INDIA AND THE U.S.: THE BURDENS OF PARTNERSHIP
Sukumar Muralidharan
March 21, 2006
Three days after touching down, U.S. President George Bush left Indian shores, leaving in his wake an aura of general contentment. From deep within his security envelope, Bush had little opportunity to see the seething rage on the Indian street. The constituencies he addressed were the middle and upper strata, anxious to secure a U.S. stamp of approval for India as a partner in global affairs. And for the Indian nuclear establishment and its peers in foreign policy, the agreements forged on the occasion marked the beginning of a new concord. After their unseemly squabbles in the weeks prior, the Bush visit marked a new mutual amity for them, as much as it represented a new beginning between India and the U.S.
India’s Department of Atomic Energy (DAE) had initially resisted the deal that involved a segregation of military and civilian nuclear facilities. For foreign policy ideologues though, complete autonomy in nuclear affairs was not too high a sacrifice for winning U.S. benediction in global councils. Above all, autonomy was not to be confused with autarky, since isolation was no virtue when nuclear fission was potentially a valuable energy source for a rapidly industrialising country and international cooperation, the key to opening these limitless vistas.
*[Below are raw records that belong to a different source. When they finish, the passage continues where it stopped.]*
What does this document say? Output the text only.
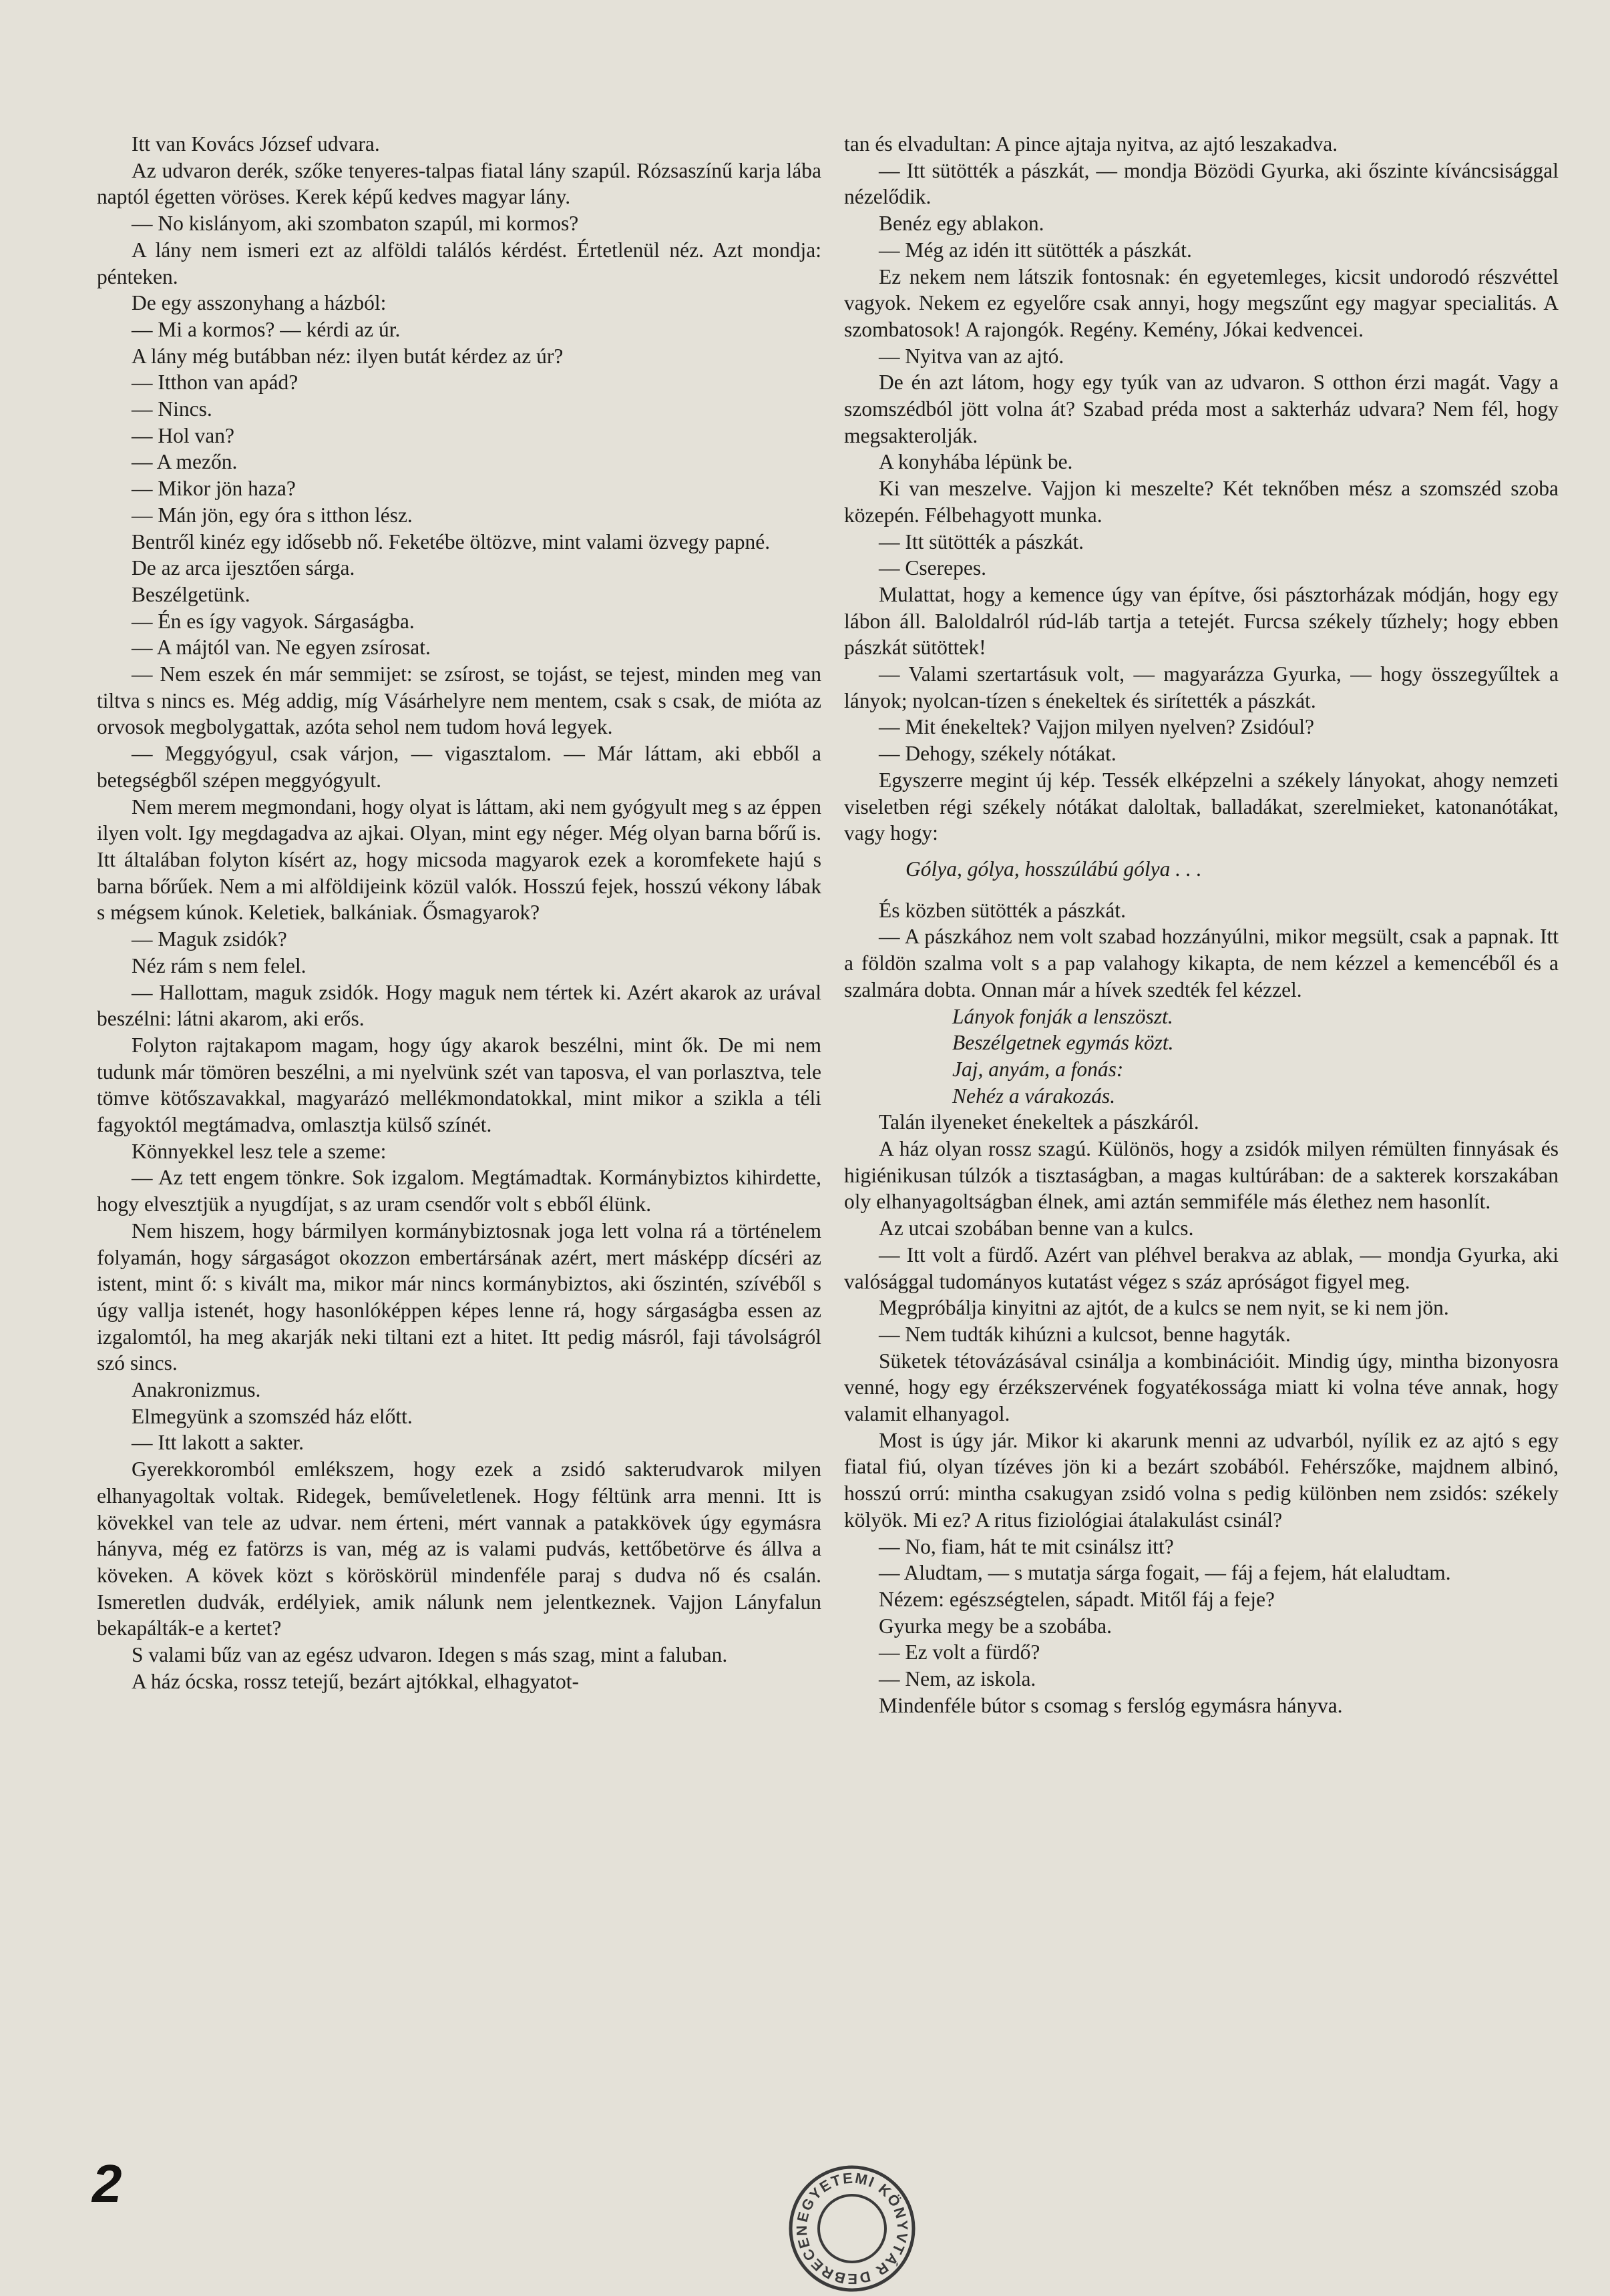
Itt van Kovács József udvara.

Az udvaron derék, szőke tenyeres-talpas fiatal lány szapúl. Rózsaszínű karja lába naptól égetten vöröses. Kerek képű kedves magyar lány.

— No kislányom, aki szombaton szapúl, mi kormos?

A lány nem ismeri ezt az alföldi találós kérdést. Értetlenül néz. Azt mondja: pénteken.

De egy asszonyhang a házból:

— Mi a kormos? — kérdi az úr.

A lány még butábban néz: ilyen butát kérdez az úr?

— Itthon van apád?

— Nincs.

— Hol van?

— A mezőn.

— Mikor jön haza?

— Mán jön, egy óra s itthon lész.

Bentről kinéz egy idősebb nő. Feketébe öltözve, mint valami özvegy papné.

De az arca ijesztően sárga.

Beszélgetünk.

— Én es így vagyok. Sárgaságba.

— A májtól van. Ne egyen zsírosat.

— Nem eszek én már semmijet: se zsírost, se tojást, se tejest, minden meg van tiltva s nincs es. Még addig, míg Vásárhelyre nem mentem, csak s csak, de mióta az orvosok megbolygattak, azóta sehol nem tudom hová legyek.

— Meggyógyul, csak várjon, — vigasztalom. — Már láttam, aki ebből a betegségből szépen meggyógyult.

Nem merem megmondani, hogy olyat is láttam, aki nem gyógyult meg s az éppen ilyen volt. Igy megdagadva az ajkai. Olyan, mint egy néger. Még olyan barna bőrű is. Itt általában folyton kísért az, hogy micsoda magyarok ezek a koromfekete hajú s barna bőrűek. Nem a mi alföldijeink közül valók. Hosszú fejek, hosszú vékony lábak s mégsem kúnok. Keletiek, balkániak. Ősmagyarok?

— Maguk zsidók?

Néz rám s nem felel.

— Hallottam, maguk zsidók. Hogy maguk nem tértek ki. Azért akarok az urával beszélni: látni akarom, aki erős.

Folyton rajtakapom magam, hogy úgy akarok beszélni, mint ők. De mi nem tudunk már tömören beszélni, a mi nyelvünk szét van taposva, el van porlasztva, tele tömve kötőszavakkal, magyarázó mellékmondatokkal, mint mikor a szikla a téli fagyoktól megtámadva, omlasztja külső színét.

Könnyekkel lesz tele a szeme:

— Az tett engem tönkre. Sok izgalom. Megtámadtak. Kormánybiztos kihirdette, hogy elvesztjük a nyugdíjat, s az uram csendőr volt s ebből élünk.

Nem hiszem, hogy bármilyen kormánybiztosnak joga lett volna rá a történelem folyamán, hogy sárgaságot okozzon embertársának azért, mert másképp dícséri az istent, mint ő: s kivált ma, mikor már nincs kormánybiztos, aki őszintén, szívéből s úgy vallja istenét, hogy hasonlóképpen képes lenne rá, hogy sárgaságba essen az izgalomtól, ha meg akarják neki tiltani ezt a hitet. Itt pedig másról, faji távolságról szó sincs.

Anakronizmus.

Elmegyünk a szomszéd ház előtt.

— Itt lakott a sakter.

Gyerekkoromból emlékszem, hogy ezek a zsidó sakterudvarok milyen elhanyagoltak voltak. Ridegek, beműveletlenek. Hogy féltünk arra menni. Itt is kövekkel van tele az udvar. nem érteni, mért vannak a patakkövek úgy egymásra hányva, még ez fatörzs is van, még az is valami pudvás, kettőbetörve és állva a köveken. A kövek közt s köröskörül mindenféle paraj s dudva nő és csalán. Ismeretlen dudvák, erdélyiek, amik nálunk nem jelentkeznek. Vajjon Lányfalun bekapálták-e a kertet?

S valami bűz van az egész udvaron. Idegen s más szag, mint a faluban.

A ház ócska, rossz tetejű, bezárt ajtókkal, elhagyatot-

tan és elvadultan: A pince ajtaja nyitva, az ajtó leszakadva.

— Itt sütötték a pászkát, — mondja Bözödi Gyurka, aki őszinte kíváncsisággal nézelődik.

Benéz egy ablakon.

— Még az idén itt sütötték a pászkát.

Ez nekem nem látszik fontosnak: én egyetemleges, kicsit undorodó részvéttel vagyok. Nekem ez egyelőre csak annyi, hogy megszűnt egy magyar specialitás. A szombatosok! A rajongók. Regény. Kemény, Jókai kedvencei.

— Nyitva van az ajtó.

De én azt látom, hogy egy tyúk van az udvaron. S otthon érzi magát. Vagy a szomszédból jött volna át? Szabad préda most a sakterház udvara? Nem fél, hogy megsakterolják.

A konyhába lépünk be.

Ki van meszelve. Vajjon ki meszelte? Két teknőben mész a szomszéd szoba közepén. Félbehagyott munka.

— Itt sütötték a pászkát.

— Cserepes.

Mulattat, hogy a kemence úgy van építve, ősi pásztorházak módján, hogy egy lábon áll. Baloldalról rúd-láb tartja a tetejét. Furcsa székely tűzhely; hogy ebben pászkát sütöttek!

— Valami szertartásuk volt, — magyarázza Gyurka, — hogy összegyűltek a lányok; nyolcan-tízen s énekeltek és sirítették a pászkát.

— Mit énekeltek? Vajjon milyen nyelven? Zsidóul?

— Dehogy, székely nótákat.

Egyszerre megint új kép. Tessék elképzelni a székely lányokat, ahogy nemzeti viseletben régi székely nótákat daloltak, balladákat, szerelmieket, katonanótákat, vagy hogy:

Gólya, gólya, hosszúlábú gólya . . .

És közben sütötték a pászkát.

— A pászkához nem volt szabad hozzányúlni, mikor megsült, csak a papnak. Itt a földön szalma volt s a pap valahogy kikapta, de nem kézzel a kemencéből és a szalmára dobta. Onnan már a hívek szedték fel kézzel.

Lányok fonják a lenszöszt.

Beszélgetnek egymás közt.

Jaj, anyám, a fonás:

Nehéz a várakozás.

Talán ilyeneket énekeltek a pászkáról.

A ház olyan rossz szagú. Különös, hogy a zsidók milyen rémülten finnyásak és higiénikusan túlzók a tisztaságban, a magas kultúrában: de a sakterek korszakában oly elhanyagoltságban élnek, ami aztán semmiféle más élethez nem hasonlít.

Az utcai szobában benne van a kulcs.

— Itt volt a fürdő. Azért van pléhvel berakva az ablak, — mondja Gyurka, aki valósággal tudományos kutatást végez s száz apróságot figyel meg.

Megpróbálja kinyitni az ajtót, de a kulcs se nem nyit, se ki nem jön.

— Nem tudták kihúzni a kulcsot, benne hagyták.

Süketek tétovázásával csinálja a kombinációit. Mindig úgy, mintha bizonyosra venné, hogy egy érzékszervének fogyatékossága miatt ki volna téve annak, hogy valamit elhanyagol.

Most is úgy jár. Mikor ki akarunk menni az udvarból, nyílik ez az ajtó s egy fiatal fiú, olyan tízéves jön ki a bezárt szobából. Fehérszőke, majdnem albinó, hosszú orrú: mintha csakugyan zsidó volna s pedig különben nem zsidós: székely kölyök. Mi ez? A ritus fiziológiai átalakulást csinál?

— No, fiam, hát te mit csinálsz itt?

— Aludtam, — s mutatja sárga fogait, — fáj a fejem, hát elaludtam.

Nézem: egészségtelen, sápadt. Mitől fáj a feje?

Gyurka megy be a szobába.

— Ez volt a fürdő?

— Nem, az iskola.

Mindenféle bútor s csomag s ferslóg egymásra hányva.

2
EGYETEMI KÖNYVTÁR DEBRECEN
If the deal that was finally agreed on day two of the Bush visit, succeeded in calming these quarrels and anxieties, its international repercussions were something else. Stopping in Pakistan on his way back – though not with the same cavalier inattention to local sensibilities that his predecessor Bill Clinton showed in 2000 -- Bush rebuffed any possibility that Pakistan could claim a status akin to that granted India. Two weeks later, Pakistan’s Foreign Minister Khurshid Mahmud Kasuri warned darkly, that the whole Nuclear Non-Proliferation Treaty would “unravel” since it was “only a matter of time before other countries (began) to act the same way.” Since ministers in Pakistan invariably direct their most pointed barbs at India, it may seem axiomatic that Kasuri was referring to the negative example that India had set in terms of global nuclear non-proliferation norms. On closer reading though, his statement seems to bear equal reference to both the U.S. as the patron of this breakout from the NPT norms, and to India as the client.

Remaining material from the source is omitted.